ANZ foreign exchange researcher explains why Aussies will enjoy cheaper overseas holidays next year
It looks like overseas holidays will be cheaper next year as US interest rate cuts boost the Australian dollar.
The local currency fell below 63 US cents for the first time in a year in early October, but has since risen to 68 US cents for the first time since February.
The Australian dollar has gained strength after US Federal Reserve Chairman Jerome Powell declared this month that US rate hikes were over.
Mahjabeen Zaman, head of ANZ's foreign exchange research, predicted the Australian dollar would reach 70 US cents by the end of 2024, making travel to the United States cheaper.
“We predict an advantage for the Australian,” she told Daily Mail Australia.
Overseas holidays will become cheaper next year as US interest rate cuts boost the Australian dollar (pictured Malibu Beach in California)
“The Australian dollar has been severely undervalued over the past year and this year and we believe the move is likely to be only upwards.
“We're not looking at the mid-1970s or anything like that; we think the 1970s are likely to be a short run for the Australian.
'It will become cheaper to go abroad.'
The gap between US and Australian interest rates is expected to narrow by the end of 2024, which would support the Australian dollar.
The US Federal Funds rate of 5.25 to 5.5 percent is significantly higher than the Reserve Bank of Australia's 12-year high rate of 4.35 percent.
But Ms Zaman predicted US yields would fall by the end of September next year, while the RBA waited until December 2024 to ease monetary policy for the first time since 2020.
“We are calling for USD weakness as they are going to cut rates before the RBA,” she said.
'We believe the RBA will be one of the last central banks to start cutting rates, so we anticipate the RBA's first cut until the end of 2024.
“Depending on how much the Fed goes, the interest rate differential will also narrow, which will be good for the Australian.”
But before the US even cuts rates, the US dollar has already been weakening since Mr Powell warned on December 14 that it was too early to rule out a recession, signaling to markets that there would be no more interest rate increases.
“After this month's Fed meeting, we've seen the dollar depreciate quite a bit,” Zaman said.
As a result, the Australian dollar has risen from 66 US cents to 68 US cents from Friday.
“The next move lower for the USD will be when we see more inflation numbers. “If the trend for US inflation is downward, if it continues, that will continue to support a weaker US,” Ms Zaman said.
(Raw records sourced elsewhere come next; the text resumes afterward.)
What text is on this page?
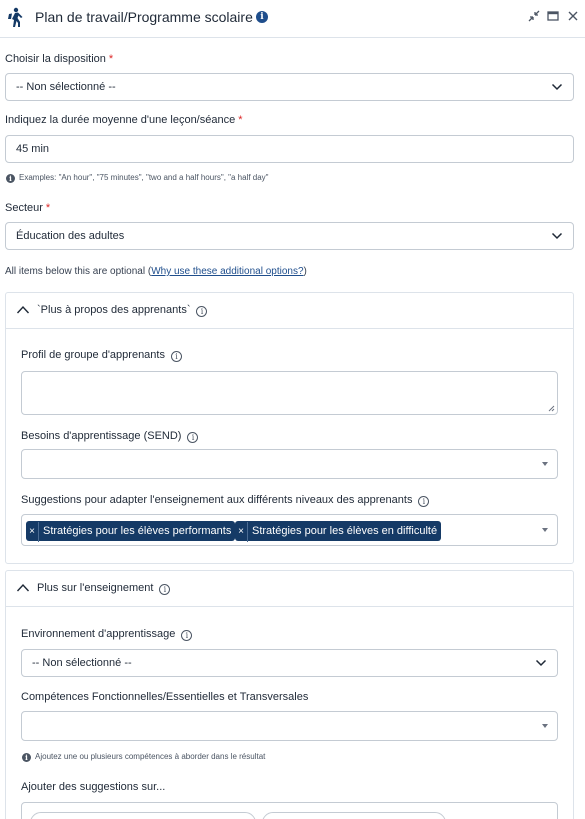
Plan de travail/Programme scolaire i
Choisir la disposition *
-- Non sélectionné --
Indiquez la durée moyenne d'une leçon/séance *
45 min
i Examples: "An hour", "75 minutes", "two and a half hours", "a half day"
Secteur *
Éducation des adultes
All items below this are optional (Why use these additional options?)
`Plus à propos des apprenants` i
Profil de groupe d'apprenants i
Besoins d'apprentissage (SEND) i
Suggestions pour adapter l'enseignement aux différents niveaux des apprenants i
× Stratégies pour les élèves performants × Stratégies pour les élèves en difficulté
Plus sur l'enseignement i
Environnement d'apprentissage i
-- Non sélectionné --
Compétences Fonctionnelles/Essentielles et Transversales
i Ajoutez une ou plusieurs compétences à aborder dans le résultat
Ajouter des suggestions sur...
US inflation was just 3.2 percent in October, compared to the Australian level of 4.9 percent.
The Australian dollar has gained momentum after US Federal Reserve Chairman Jerome Powell declared this month that US interest rate hikes were over (photo is Rodeo Drive in Beverly Hills).
ANZ head of currency research Mahjabeen Zaman (pictured) predicted the Australian dollar would reach 70 US cents by the end of 2024, making travel to the United States cheaper.
The Australian Consumer Price Index for the September quarter was still high at 5.4 percent and the Reserve Bank would be concerned if the December quarter figure, due at the end of January, did not show that price pressures are easing quickly enough.
The RBA does not expect inflation to fall back to the top of the two to three percent target range until late 2025, which could delay interest rate cuts in Australia as the US eases monetary policy.
“Services inflation still remains quite high,” Ms Zaman said.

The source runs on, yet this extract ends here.